We fail because we return Long and not Integer, correct?
That's one of the latest changes we did in the spec (the addition of the sumAsLong /
sumAsDouble, especially for the case where you sum two integers.
"
> We will add the following 2 methods to the QueryBuilder(now
CriteriaBuilder)
> interface to support the JPQL semantics of returning Long when integers are
> summed and Double when floats are summed:
"
It looks like the spec has a bug, while the TCK is correct.
You can challenge the TCK but if the TCK test does sum two integers and return an integer,
that's the intend of the spec commitee and I would rather get us follow this line.
Emmanuel
On 7 janv. 2010, at 16:27, Steve Ebersole wrote:
My understanding is that the return types for aggregation function
in
criteria queries should follow the same rules as defined for JPAQL. So
first, is that a correct understanding?
The confusion is the type signatures of the builder methods, espcially
the ones that "change" based on the argument types. SUM, for example,
says the following in the JPAQL section:
<quote>
SUM returns Long when applied to state fields of integral types (other
than BigInteger); Double
when applied to state fields of floating point types; BigInteger when
applied to state fields
of type BigInteger; and BigDecimal when applied to state fields of type
BigDecimal.
</quote>
So for a SUM of int or Integer fileds, JPAQL is clearly expecting back a
Long.
The CriteriaBuilder sum method, however, is defined as:
<N extends Number> Expression<N> sum(Expression<N> x);
Which implies that when applied to an int or Integer field/expression
should return an Integer.

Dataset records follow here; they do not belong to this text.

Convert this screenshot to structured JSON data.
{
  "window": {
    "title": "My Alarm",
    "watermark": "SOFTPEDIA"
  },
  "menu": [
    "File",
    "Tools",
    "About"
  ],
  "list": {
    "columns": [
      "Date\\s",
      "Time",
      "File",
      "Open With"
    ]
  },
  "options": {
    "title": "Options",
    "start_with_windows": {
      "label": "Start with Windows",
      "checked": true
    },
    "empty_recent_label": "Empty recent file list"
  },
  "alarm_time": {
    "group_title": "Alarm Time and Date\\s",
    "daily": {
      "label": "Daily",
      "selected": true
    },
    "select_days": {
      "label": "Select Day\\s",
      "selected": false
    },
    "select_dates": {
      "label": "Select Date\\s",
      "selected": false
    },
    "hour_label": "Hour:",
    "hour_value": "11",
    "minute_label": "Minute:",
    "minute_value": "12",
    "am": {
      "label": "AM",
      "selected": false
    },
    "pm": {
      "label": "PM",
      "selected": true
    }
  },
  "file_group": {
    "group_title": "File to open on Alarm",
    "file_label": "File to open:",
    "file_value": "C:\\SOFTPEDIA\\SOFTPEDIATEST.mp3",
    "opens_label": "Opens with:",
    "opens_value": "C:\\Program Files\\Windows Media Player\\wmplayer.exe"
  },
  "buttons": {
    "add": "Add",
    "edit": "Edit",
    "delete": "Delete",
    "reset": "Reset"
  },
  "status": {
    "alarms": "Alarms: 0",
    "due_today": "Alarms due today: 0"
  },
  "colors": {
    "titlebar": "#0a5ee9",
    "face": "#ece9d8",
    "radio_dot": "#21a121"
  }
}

Yes, I realize the last spec version added
the sumAsDouble/sumAsLong methods, but that is still not really the same
as the JPAQL rules.
The TCK does explicitly have a test for this btw and we are currently
failing. *However* even the test notes show the confusion here as it
states:
<quote>
Execute a query which contains the aggregate function SUM.
SUM returns Long when applied to state-fields of integral types.
</quote>
Unfortunately as soon as it says that is goes off and actually asserts
the return is a Integer ;)
So I am trying to decide if this need be a challenge based on "alignment
with JPAQL rules", a challenge based on something else you might see or
an inconsistency JPA users will have to live with?